Exodus 16:1-35 is the story of how God gave Hebrews a kind of UBI under the form of the edible substance called “mannah” while they were in the desert. In order to prevent people from speculating with it, mannah only lasted one day. You would pick it up in the morning. But if you wanted to save some for the next day, it got rotten.
Maybe this biblical metaphor can shed some light on what a universal basic income should look like. This could be useful for thinking about the token economics.
I think the feature to prevent speculation / stabilize UBI is that supply emission grows with adoption.
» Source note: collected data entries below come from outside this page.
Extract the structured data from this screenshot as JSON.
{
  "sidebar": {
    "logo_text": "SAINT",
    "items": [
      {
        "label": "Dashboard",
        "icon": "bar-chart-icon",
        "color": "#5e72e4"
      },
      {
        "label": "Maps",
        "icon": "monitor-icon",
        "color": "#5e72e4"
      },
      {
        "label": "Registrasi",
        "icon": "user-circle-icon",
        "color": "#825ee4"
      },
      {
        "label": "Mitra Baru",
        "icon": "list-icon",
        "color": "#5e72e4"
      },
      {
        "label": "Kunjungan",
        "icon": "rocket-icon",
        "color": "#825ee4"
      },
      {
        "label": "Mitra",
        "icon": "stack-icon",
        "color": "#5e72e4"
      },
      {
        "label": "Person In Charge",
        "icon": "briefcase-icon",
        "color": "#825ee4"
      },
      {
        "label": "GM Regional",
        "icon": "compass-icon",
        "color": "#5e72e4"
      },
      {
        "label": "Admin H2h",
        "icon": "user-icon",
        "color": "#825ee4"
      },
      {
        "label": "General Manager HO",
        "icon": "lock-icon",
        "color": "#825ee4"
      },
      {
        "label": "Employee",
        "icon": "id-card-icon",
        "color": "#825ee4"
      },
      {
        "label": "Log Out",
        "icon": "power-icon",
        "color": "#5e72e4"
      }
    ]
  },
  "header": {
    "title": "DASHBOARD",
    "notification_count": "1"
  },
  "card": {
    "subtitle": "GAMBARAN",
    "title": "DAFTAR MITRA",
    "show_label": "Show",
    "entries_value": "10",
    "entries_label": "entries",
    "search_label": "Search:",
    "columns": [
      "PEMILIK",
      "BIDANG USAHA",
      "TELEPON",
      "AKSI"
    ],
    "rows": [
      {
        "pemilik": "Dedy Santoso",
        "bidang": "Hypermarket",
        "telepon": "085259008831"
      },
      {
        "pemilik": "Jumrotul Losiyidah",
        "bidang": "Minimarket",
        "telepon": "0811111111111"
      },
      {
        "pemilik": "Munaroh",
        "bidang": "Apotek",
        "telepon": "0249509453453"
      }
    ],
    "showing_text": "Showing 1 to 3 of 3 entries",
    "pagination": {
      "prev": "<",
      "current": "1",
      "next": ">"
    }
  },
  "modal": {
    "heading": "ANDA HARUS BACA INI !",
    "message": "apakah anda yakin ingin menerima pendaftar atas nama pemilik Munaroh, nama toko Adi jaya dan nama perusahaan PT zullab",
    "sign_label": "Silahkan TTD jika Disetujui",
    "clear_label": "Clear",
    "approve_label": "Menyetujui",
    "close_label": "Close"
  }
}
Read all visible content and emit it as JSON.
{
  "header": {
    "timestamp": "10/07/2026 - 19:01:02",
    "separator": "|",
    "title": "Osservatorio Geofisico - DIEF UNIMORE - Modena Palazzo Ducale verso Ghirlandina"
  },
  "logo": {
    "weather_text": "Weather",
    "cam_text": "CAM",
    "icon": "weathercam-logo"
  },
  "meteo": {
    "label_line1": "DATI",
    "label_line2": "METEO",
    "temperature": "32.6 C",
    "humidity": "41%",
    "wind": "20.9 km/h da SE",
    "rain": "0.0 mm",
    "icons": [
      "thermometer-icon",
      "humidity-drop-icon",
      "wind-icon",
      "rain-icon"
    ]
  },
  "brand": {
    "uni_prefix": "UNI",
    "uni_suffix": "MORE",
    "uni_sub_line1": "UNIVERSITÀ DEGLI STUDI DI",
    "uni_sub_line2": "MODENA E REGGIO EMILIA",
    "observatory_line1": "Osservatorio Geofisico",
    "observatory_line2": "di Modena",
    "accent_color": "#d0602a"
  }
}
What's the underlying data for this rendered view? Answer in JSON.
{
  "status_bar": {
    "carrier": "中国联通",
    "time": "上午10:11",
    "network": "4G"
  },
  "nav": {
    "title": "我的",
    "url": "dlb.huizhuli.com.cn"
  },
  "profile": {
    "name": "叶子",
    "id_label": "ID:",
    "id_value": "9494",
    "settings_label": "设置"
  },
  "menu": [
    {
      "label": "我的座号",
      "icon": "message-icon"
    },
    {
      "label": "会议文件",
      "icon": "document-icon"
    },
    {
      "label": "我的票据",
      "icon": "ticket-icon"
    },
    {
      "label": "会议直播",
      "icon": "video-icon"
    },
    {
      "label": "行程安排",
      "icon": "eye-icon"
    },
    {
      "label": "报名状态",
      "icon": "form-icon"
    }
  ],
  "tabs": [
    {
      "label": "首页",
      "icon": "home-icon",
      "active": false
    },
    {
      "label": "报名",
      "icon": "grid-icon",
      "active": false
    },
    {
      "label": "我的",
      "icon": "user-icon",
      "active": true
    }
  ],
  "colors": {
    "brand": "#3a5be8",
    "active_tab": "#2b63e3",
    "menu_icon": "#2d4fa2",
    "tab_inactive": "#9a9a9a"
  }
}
For sure initially we’ll see some large price swings due to price discovery, but once it’s done it could lead to something more or less stable.
Should the use of $ubi as a p2p payment/means of exchange for goods and services be incentivized? Perhaps economic activity can be visualized by a directed graph of registered humans, with edges weighted by payments between addresses (humans), what does the connectivity of a healthy economy look like? Someone providing a service for their community could look like a densely connected node. Perhaps some would have a number of connected edges proportional to the size of their social network. Perhaps some malicious/parasitic actors would have relatively few connections, but a disproportionate amount of holdings. Perhaps inactive/passive members of the community simply have no connections, accruing $ubi and dumping.
What would altruistic social participation look like? How does one incentivize altruistic social participation with $ubi? Perhaps isolated nodes with few p2p $ubi transfers could be penalized while densely connected nodes with many connections can be incentivized? Perhaps a mechanism like FEI could punish dumping by addresses with little social/economic participation (with few connections in the economic graph).
Generate a daily spending limit that in one day you can only spend a maximum of five days of dripping, with this we could reduce the dumping effect and continue to satisfy basic needs.
I’ve thought about this some more. I actually think that this may not be needed. Every time the price drops below a certain level it forces the participants to unlock their human and social capital to create more value in the network. If we just used a burn/penalty approach it would create more apathy in the network. Ultimately human engagement is what will drive things forward. Loss aversion is a strong cognitive bias that can be leveraged to develop the network.